Enclosure, Cloontally, Co. Mayo
Co. Mayo |
Enclosures
On the ground, there is nothing to see.
A field of pasture runs to within a hundred metres of Lough Conn's north-eastern shore, and nothing in the grass gives any indication that something once stood here. Yet viewed from the air, the soil tells a different story: a subcircular cropmark, roughly 31 metres east to west and 26 metres north to south, traces the outline of an enclosure that has otherwise been entirely erased from the landscape.

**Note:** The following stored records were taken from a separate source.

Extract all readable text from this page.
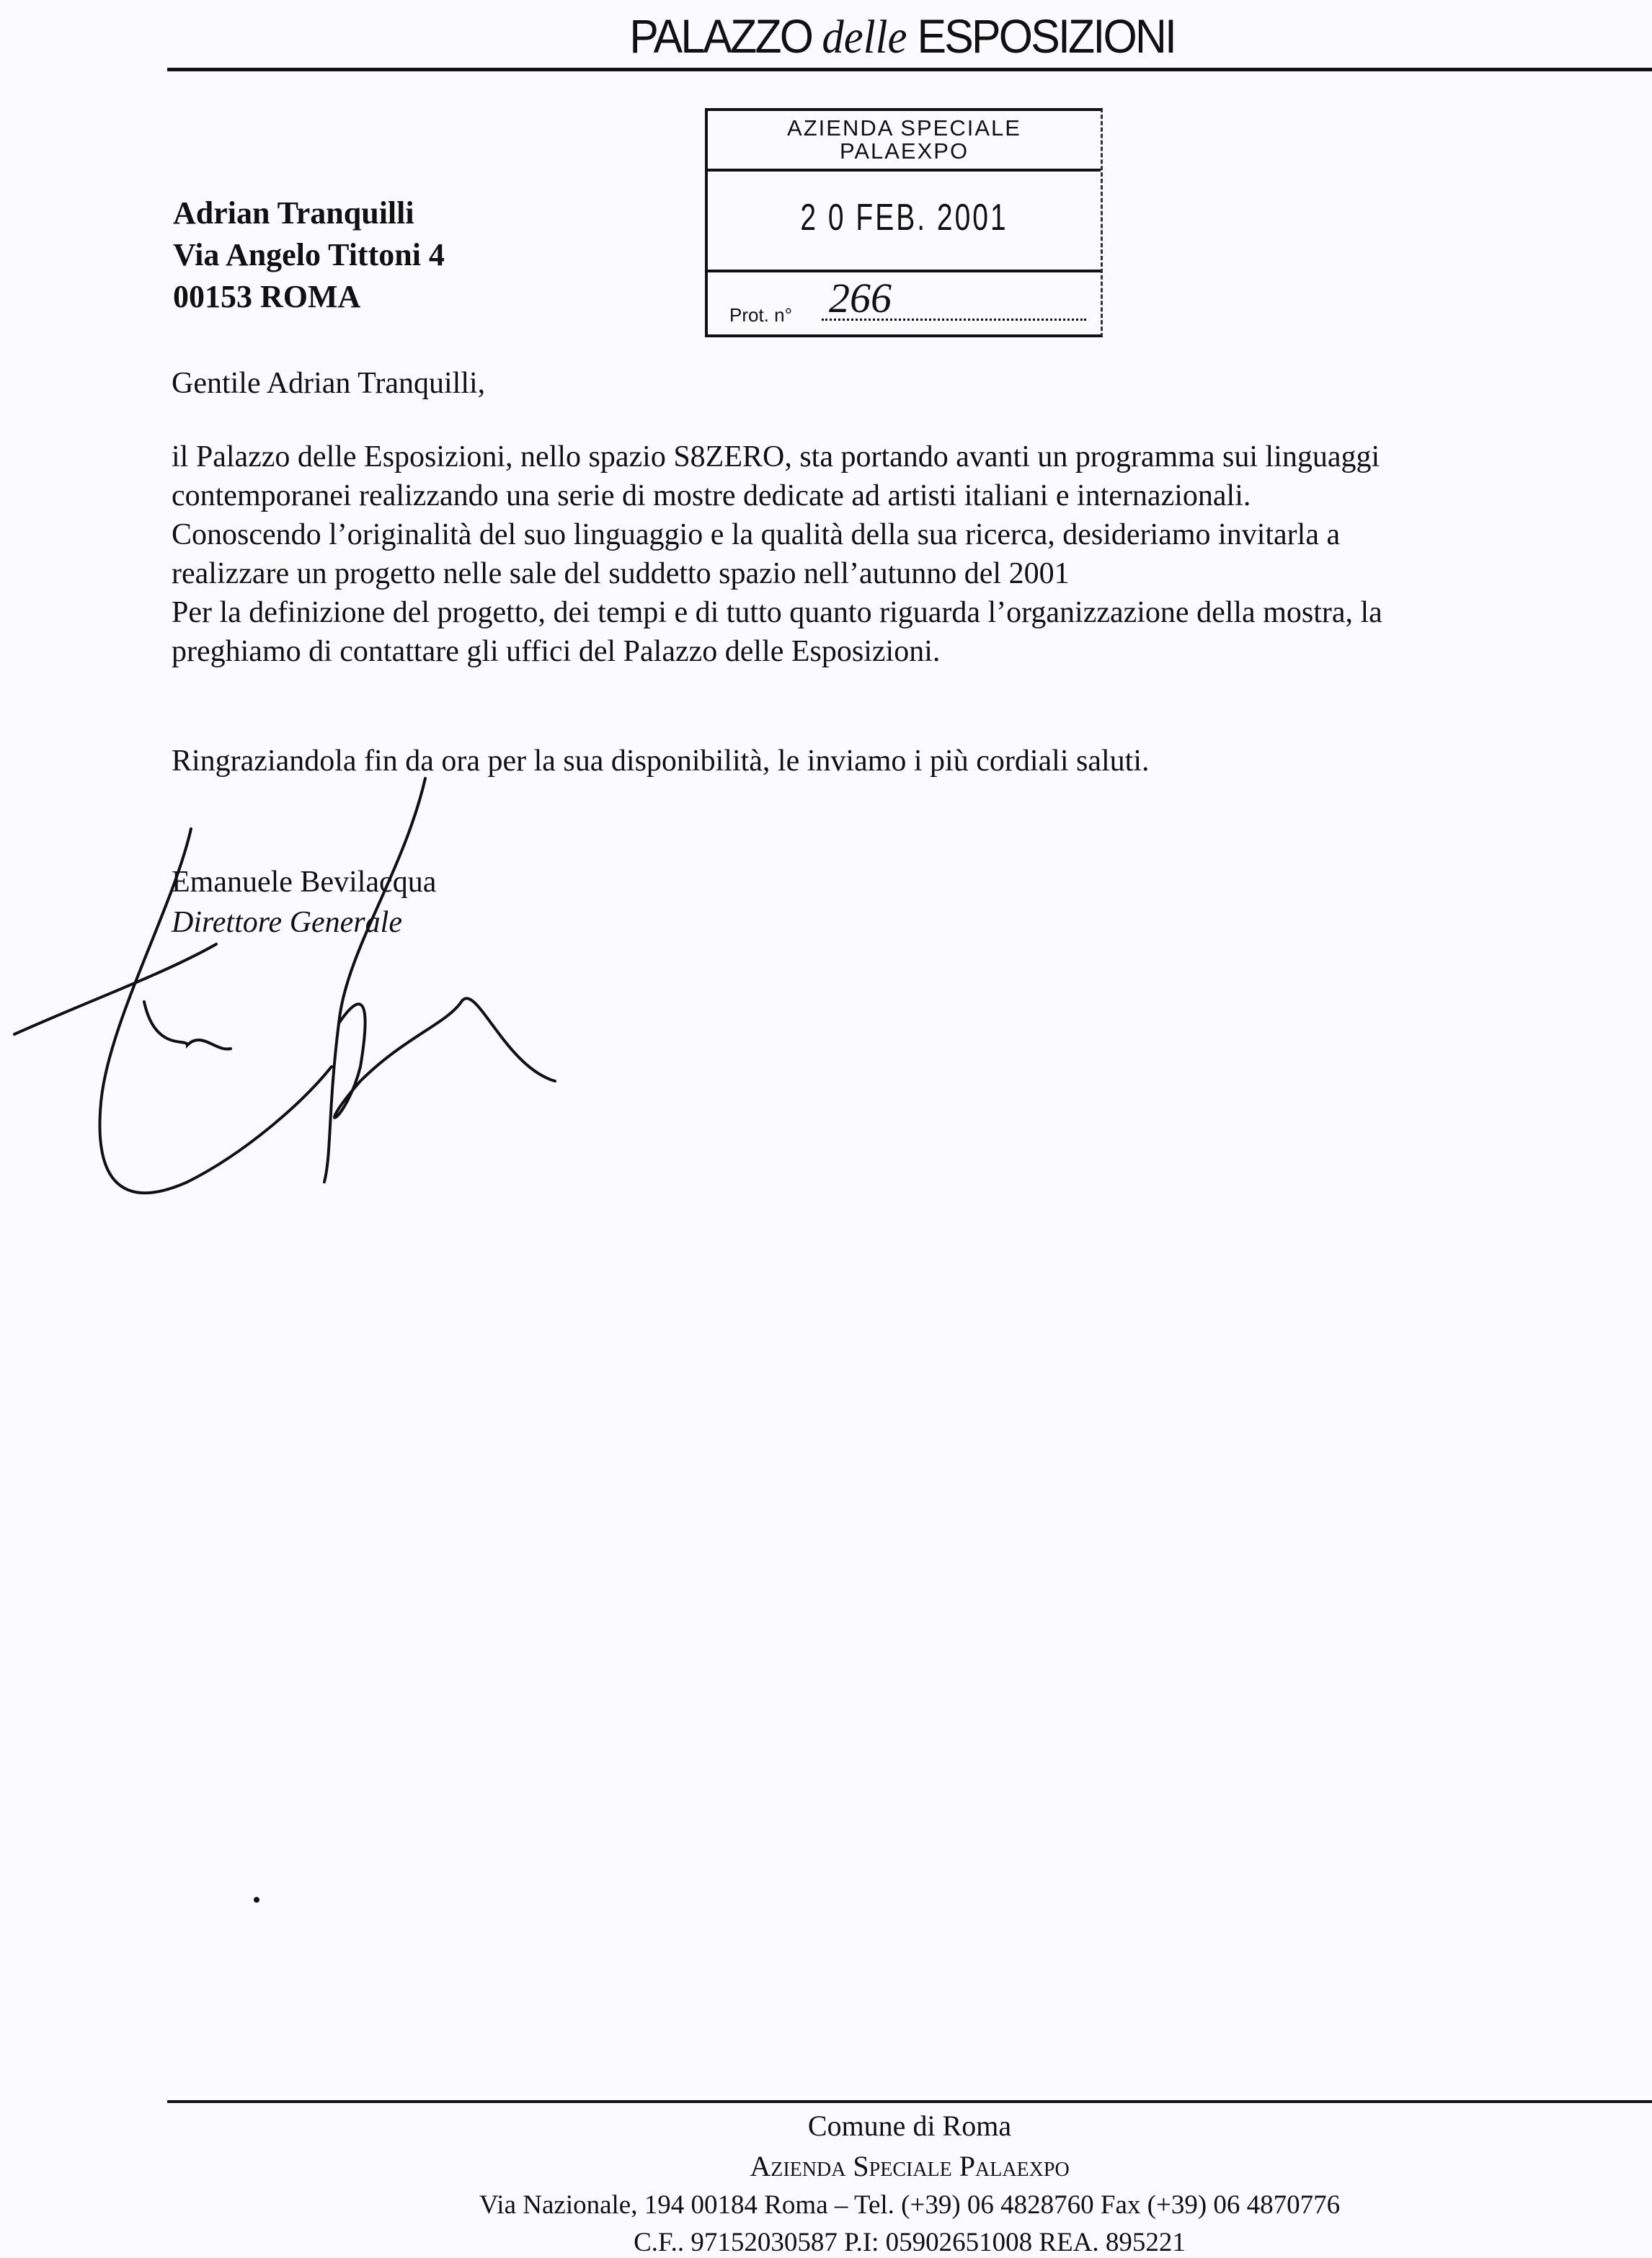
PALAZZO delle ESPOSIZIONI
AZIENDA SPECIALE
PALAEXPO
2 0 FEB. 2001
Prot. n° 266
Adrian Tranquilli
Via Angelo Tittoni 4
00153 ROMA
Gentile Adrian Tranquilli,
il Palazzo delle Esposizioni, nello spazio S8ZERO, sta portando avanti un programma sui linguaggi
contemporanei realizzando una serie di mostre dedicate ad artisti italiani e internazionali.
Conoscendo l’originalità del suo linguaggio e la qualità della sua ricerca, desideriamo invitarla a
realizzare un progetto nelle sale del suddetto spazio nell’autunno del 2001
Per la definizione del progetto, dei tempi e di tutto quanto riguarda l’organizzazione della mostra, la
preghiamo di contattare gli uffici del Palazzo delle Esposizioni.
Ringraziandola fin da ora per la sua disponibilità, le inviamo i più cordiali saluti.
Emanuele Bevilacqua
Direttore Generale
Comune di Roma
Azienda Speciale Palaexpo
Via Nazionale, 194 00184 Roma – Tel. (+39) 06 4828760 Fax (+39) 06 4870776
C.F.. 97152030587 P.I: 05902651008 REA. 895221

The site appears on the Ordnance Survey six-inch map of 1838 as a circular, rath-like enclosure. A rath, sometimes called a ringfort, is a roughly circular earthwork, typically defined by one or more banks and ditches, that served as a farmstead or defended homestead during the early medieval period in Ireland. By the time the map was revised in 1930, the feature was still recorded, shown with hachuring and set within a wooded, fenced-off area, suggesting it had some degree of protection at that point. At some stage after that, it was levelled completely. The vegetation above its buried outline still responds to what lies beneath, and in dry summers, when grass over disturbed or compressed soil dries out at a different rate to the surrounding pasture, the ghost of the enclosure re-emerges as a cropmark visible only from above.